Idschtihād im Bereich der Schia

Das Konzept des Idschtihād wurde in der frühen Schia zunächst abgelehnt. Abū l-Hasan al-Aschʿarī berichtet in seinem Werk Maqālāt al-islāmīyīn: „Die Rāfiḍiten in ihrer Gesamtheit lehnen den idschtihād ar-raʾy bei den Rechtsbestimmungen (aḥkām) ab und erkennen ihn nicht an.“[11] Im Zuge der Übernahme der Rechtsfindungsmethoden des sunnitischen Islam wurde später aber der Idschtihād von den meisten Zwölfer-Schiiten anerkannt.

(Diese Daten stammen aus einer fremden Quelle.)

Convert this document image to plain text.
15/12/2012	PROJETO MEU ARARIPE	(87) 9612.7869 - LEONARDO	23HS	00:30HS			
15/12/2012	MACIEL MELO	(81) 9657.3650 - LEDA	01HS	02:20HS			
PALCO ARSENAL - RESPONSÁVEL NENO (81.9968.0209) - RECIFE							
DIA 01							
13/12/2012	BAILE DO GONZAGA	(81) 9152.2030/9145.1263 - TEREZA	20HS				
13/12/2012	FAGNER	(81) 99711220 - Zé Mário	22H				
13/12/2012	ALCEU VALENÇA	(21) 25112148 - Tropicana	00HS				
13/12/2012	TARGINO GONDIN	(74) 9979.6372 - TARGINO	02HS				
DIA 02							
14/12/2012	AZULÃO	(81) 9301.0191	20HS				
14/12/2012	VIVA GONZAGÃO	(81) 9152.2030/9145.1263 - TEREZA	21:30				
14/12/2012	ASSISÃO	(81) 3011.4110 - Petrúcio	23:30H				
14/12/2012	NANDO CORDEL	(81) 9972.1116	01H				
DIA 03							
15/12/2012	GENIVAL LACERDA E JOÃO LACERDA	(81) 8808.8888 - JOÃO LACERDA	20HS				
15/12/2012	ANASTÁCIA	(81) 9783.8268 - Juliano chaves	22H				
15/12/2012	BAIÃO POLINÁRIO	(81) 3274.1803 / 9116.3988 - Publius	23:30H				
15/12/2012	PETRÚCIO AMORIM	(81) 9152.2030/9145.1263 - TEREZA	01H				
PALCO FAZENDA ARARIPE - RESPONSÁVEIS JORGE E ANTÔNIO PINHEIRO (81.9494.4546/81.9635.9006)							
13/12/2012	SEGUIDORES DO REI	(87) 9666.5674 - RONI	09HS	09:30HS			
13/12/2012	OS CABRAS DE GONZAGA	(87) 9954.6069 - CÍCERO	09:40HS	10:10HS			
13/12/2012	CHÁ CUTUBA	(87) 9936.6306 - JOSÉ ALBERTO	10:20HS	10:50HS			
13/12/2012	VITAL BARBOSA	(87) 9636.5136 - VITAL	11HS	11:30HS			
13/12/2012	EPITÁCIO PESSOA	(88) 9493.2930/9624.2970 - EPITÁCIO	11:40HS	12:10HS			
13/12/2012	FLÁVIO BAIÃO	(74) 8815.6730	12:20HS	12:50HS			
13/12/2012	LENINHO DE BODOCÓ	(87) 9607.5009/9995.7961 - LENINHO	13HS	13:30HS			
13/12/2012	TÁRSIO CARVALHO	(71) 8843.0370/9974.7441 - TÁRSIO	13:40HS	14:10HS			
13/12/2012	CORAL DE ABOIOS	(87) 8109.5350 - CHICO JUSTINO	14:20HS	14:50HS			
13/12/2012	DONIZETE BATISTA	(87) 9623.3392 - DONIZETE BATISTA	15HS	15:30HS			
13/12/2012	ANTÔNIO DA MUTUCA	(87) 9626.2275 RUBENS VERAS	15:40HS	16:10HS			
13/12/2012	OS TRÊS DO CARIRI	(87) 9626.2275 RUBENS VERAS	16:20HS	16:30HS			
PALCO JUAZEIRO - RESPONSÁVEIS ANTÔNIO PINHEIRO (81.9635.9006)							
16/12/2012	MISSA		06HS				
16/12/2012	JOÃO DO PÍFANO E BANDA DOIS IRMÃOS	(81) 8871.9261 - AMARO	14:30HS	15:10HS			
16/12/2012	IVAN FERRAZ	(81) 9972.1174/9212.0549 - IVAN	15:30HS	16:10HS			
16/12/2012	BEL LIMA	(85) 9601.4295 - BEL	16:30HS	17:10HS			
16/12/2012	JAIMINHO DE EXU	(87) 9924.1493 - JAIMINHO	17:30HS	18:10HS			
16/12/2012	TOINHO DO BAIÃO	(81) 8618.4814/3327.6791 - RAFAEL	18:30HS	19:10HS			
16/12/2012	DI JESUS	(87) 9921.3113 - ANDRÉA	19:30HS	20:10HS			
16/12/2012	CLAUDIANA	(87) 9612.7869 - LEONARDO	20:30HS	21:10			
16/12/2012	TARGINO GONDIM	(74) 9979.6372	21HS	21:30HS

Eine Schlüsselrolle bei der Vermittlung des Idschtihād-Konzeptes spielte die sogenannte Schule von Hilla.[12] Die beiden Gelehrten al-Muhaqqiq al-Hillī (st. 1277) und al-ʿAllāma al-Hillī (st. 1325) integrierten das Prinzip in ihre Werke über die „Prinzipien der Rechtsfindung“ (uṣūl al-fiqh) und beschrieben es inhaltlich.[13] Im Unterschied zum sunnitischen Islam ist bei den Zwölfer-Schiiten die Anwendung der Vernunft (ʿaql) die grundlegende Form des Idschtihād. Das schließt auch bestimmte Formen der Gewichtung (tardschīh) ein.[14] Allein in der Achbārīya, einer traditionalistisch ausgerichteten Minderheitengruppe innerhalb der Zwölfer-Schia, wird die Anwendung des Idschtihād noch abgelehnt.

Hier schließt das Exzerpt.